In my Camp NaNoWiMo Challenge, met the goals I set for myself. yay. That’s right a little yay. I’m happy I struggled through and got the job done. I pushed through pain and urgent matters. But I’m worn out from all the pressure.
On April 29th I signed off on the challenge. It felt so good. The way accomplishments should. Once the feeling of achieving the goal slowed to a simmer, a bone-aching tiredness set in.
I just couldn’t look at the computer anymore. I finished my evening chores, showered, and curled up with a Julia Quinn novel I’d started at the end of March. I started to feel guilty. While I met my goal of 15,000 words in 30 days. I have not finished Disrupted. I am somewhere in the middle of the climax. I pushed the guilt aside deciding I needed to read fiction instead of write it.
I went to sleep thinking, it feels as good finishing the novel as it felt finishing the word count. The next morning I woke thinking about the NaNoWriMo Challenges for my writing. I’m not sure these challenges work for me. I had realized earlier in the week they are like an old story my Mom would read to us. The Tortoise and the Hare from Aesop’s Fables.
During the last six weeks I lived the life of the Hare. I raced from finish line to finish line. I accomplished a lot. I’m proud and grateful (because it took a lot of support from others) for those accomplishments.

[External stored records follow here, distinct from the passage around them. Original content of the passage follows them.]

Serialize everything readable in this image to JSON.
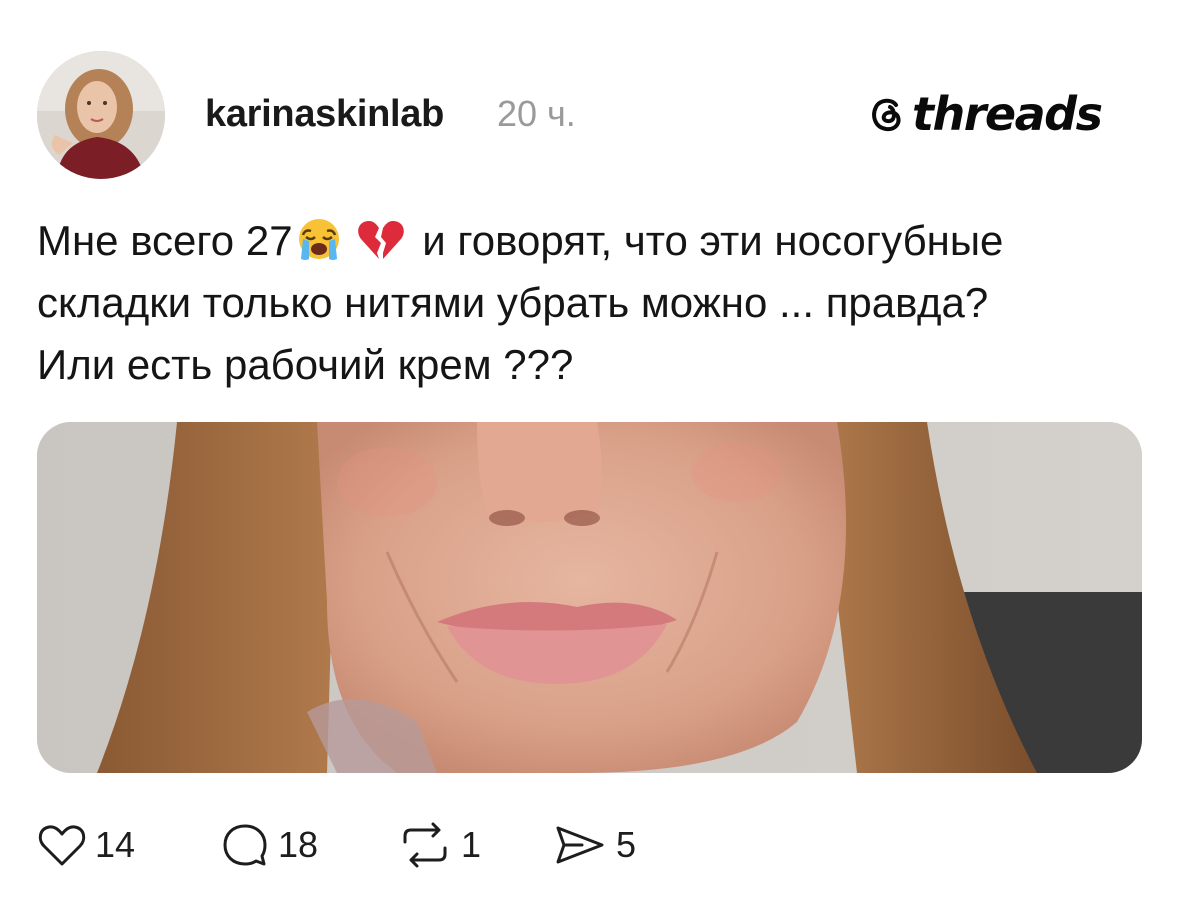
{
  "post": {
    "username": "karinaskinlab",
    "timestamp": "20 ч.",
    "text_line1_start": "Мне всего 27",
    "text_line1_end": " и говорят, что эти носогубные",
    "text_line2": "складки только нитями убрать можно ... правда?",
    "text_line3": "Или есть рабочий крем ???",
    "emojis": [
      "loudly-crying-face",
      "broken-heart"
    ]
  },
  "brand": {
    "name": "threads",
    "icon": "threads-logo-icon"
  },
  "actions": {
    "likes": "14",
    "replies": "18",
    "reposts": "1",
    "shares": "5"
  },
  "colors": {
    "text": "#151515",
    "muted": "#9a9a9a",
    "background": "#ffffff"
  }
}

The Hare races ahead, gets distracted then, races ahead in a sprint. In my lessons learned, I am not looking at the big moral in the story (slow and steady wins the race). Hares win at life too! I know people who are hares. They thrive on the adrenaline and excitement. I admire you if you are a hare. The go-getter that gets the job done in record speed with few mistakes.
I discovered as much as I admire the go-getter hare. I am not. I do not thrive in the fast lane. I need to embrace slow dependable predictable Milly. I am the Tortoise. What works for me is one small step at a time. I can work fast when I need to but, my best work is done one word at a time.
I looked at the two books I’ve written. Bloodlines took me over a year to write the first draft. It needed a lot of reworking in the second draft. I had never written fiction before. Then the third draft was magic! I read it out loud to see how my characters sounded. They jumped off the page with each inflection and I started to figure out how to write expression into the plot.
My husband chuckles when I’m writing out loud and I say something like, “Elisa would never say something like that!” then I attack the keyboard with the rewrite. I’m proud and shy about my first book. It’s kind of like showing something I made that I actually like. I wonder if they will like it as much as I do. This book was written Tortoise style.
The first draft I am in the midst of finishing is done hare style. The majority of the book was written in NaNoWriMo challenges. I like the story idea and plot. I like the way the characters developed themselves. But I am dreading the second draft. After a challenge I just want to put the book down for a while. I’m tired. The adrenaline surge is over.
In my head the plot doesn’t flow. I remember it in pieces. I have trouble describing the order and the secondary characters. I don’t even have names for everyone yet! There are bunch of “Smiths” that need names (my code word for I need a name!). I even have cop partners that are Smith and Smith. Maybe I’ll keep that one…it does make me smile. I hope I will be able to piece Disrupted together when I pick up the pieces (literally). I will have to fit this puzzle back together. My second draft will really be the first draft.
Bottom line I have to get back in touch with my inner Tortoise. If you are a Tortoise; be the Tortoise! If you are the hare; be the Hare!
Find your fabled Zen. Then work it to your advantage.